2. Heightened Pleading Standard under Title VII
The Defendants contend that Plaintiff has not adequately pled her Title VII claim in order to overcome the defense of qualified immunity. However, qualified immunity is inapplicable to Title VII claims, and thus there is no heightened pleading standard. The United States Supreme Court has explicity "rejected the argument that a Title VII complaint requires greater 'particularity,' because this would 'too narrowly constric[t] the role of the pleadings.'" Swierkiewicz v. Sorema N. A., 534 U.S. 506, 511-12 (2002) (quoting McDonald v. Santa Fe Trail Transp. Co., 427 U.S. 273, 283, n. 11, (1976)). Consequently, the ordinary rules for assessing the sufficiency of a complaint apply. Id.
Accordingly, Plaintiff needed only meet the ordinary notice pleading requirements to state a claim against the Superintendent and his successor in their official capacities and the Franklin Parish School Board. These requirements "do not require an inordinate amount of detail or precision." McManus v. Fleetwood Enterprises, Inc., 320 F.3d 545, 551 (5th Cir. 2003)(citing St. Paul Mercury Ins. Co. v. Williamson, 224 F.3d 425, 434 (5th Cir. 2000)). Furthermore, "[s]pecific facts are not necessary; the statement need only 'give the defendant fair notice of what the . . . claim is and the grounds upon which it rests.'" Erickson v. Pardus, 551 U.S. 89, 93 (2007) (quoting Twombly, 550 U.S. at 555).
Here, the Defendants have not argued that Plaintiff's complaint falls below the ordinary notice pleading requirements of Rule 8; rather, they have argued only that she has failed to meet the heightened pleading standard necessary to overcome qualified immunity. [doc. # 5-1, p. 3-5]. Thus, the claims against the Superintendent and his successor in their official capacities remain.
Conclusion
For the above-assigned reasons,
IT IS RECOMMENDED that the motion to dismiss for failure to state a claim upon which relief can be granted [doc. # 5-1] be GRANTED, and the claims against Superintendent Lanny Johnson and his successor, Eddie Ray Bryan, Ronnie Hatton, Danny Davis, Richard Kelly, Louise Johnson, Tim Eubanks, and Dorothy Brown in their individual capacities be DISMISSED, reserving only plaintiff's claims against Superintendent Johnson and his successor in their official capacities.
Under the provisions of 28 U.S.C. § 636(b)(1)(C) and Fed. R. Civ. P. 72(b), the parties have fourteen (14) days from service of this Report and Recommendation to file specific, written objections with the Clerk of Court. A party may respond to another party's objections within fourteen (14) days after being served with a copy thereof. A courtesy copy of any objection or response or request for extension of time shall be furnished to the District Judge at the time of filing. Timely objections will be considered by the District Judge before he makes a final ruling.
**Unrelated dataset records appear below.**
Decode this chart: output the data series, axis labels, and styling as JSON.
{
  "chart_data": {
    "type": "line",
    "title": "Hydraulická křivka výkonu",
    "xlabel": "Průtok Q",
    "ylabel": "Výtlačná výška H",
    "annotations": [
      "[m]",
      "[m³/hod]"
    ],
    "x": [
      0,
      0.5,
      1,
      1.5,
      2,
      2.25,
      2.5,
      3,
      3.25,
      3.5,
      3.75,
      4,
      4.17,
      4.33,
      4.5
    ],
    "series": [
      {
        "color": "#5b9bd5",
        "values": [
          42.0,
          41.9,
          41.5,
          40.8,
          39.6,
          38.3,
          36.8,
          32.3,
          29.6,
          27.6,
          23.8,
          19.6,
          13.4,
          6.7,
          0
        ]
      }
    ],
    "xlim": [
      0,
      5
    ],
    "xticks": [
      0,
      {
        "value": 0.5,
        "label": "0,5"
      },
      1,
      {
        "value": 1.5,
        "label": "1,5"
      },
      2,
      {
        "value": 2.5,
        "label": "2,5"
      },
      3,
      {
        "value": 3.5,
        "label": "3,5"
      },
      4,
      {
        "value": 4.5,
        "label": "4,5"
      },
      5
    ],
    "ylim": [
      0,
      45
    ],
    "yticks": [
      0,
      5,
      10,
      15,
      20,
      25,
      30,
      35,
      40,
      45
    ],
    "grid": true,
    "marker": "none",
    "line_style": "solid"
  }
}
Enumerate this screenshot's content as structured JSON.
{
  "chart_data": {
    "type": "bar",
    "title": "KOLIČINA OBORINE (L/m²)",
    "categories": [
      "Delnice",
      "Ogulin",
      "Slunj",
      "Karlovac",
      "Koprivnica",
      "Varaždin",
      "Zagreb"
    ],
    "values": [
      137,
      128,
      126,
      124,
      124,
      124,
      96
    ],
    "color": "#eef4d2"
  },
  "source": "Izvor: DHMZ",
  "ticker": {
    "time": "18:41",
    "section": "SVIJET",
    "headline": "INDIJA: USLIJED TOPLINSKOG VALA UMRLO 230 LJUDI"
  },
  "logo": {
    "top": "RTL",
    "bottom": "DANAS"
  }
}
A PARTY'S FAILURE TO FILE WRITTEN OBJECTIONS TO THE PROPOSED FINDINGS, CONCLUSIONS AND RECOMMENDATIONS CONTAINED IN THIS REPORT WITHIN FOURTEEN (14) DAYS FROM THE DATE OF ITS SERVICE SHALL BAR AN AGGRIEVED PARTY, EXCEPT ON GROUNDS OF PLAIN ERROR, FROM ATTACKING ON APPEAL THE UNOBJECTED-TO PROPOSED FACTUAL FINDINGS AND LEGAL CONCLUSIONS ACCEPTED BY THE DISTRICT JUDGE.
In Chambers, at Monroe, Louisiana, on this 2nd day of November, 2020.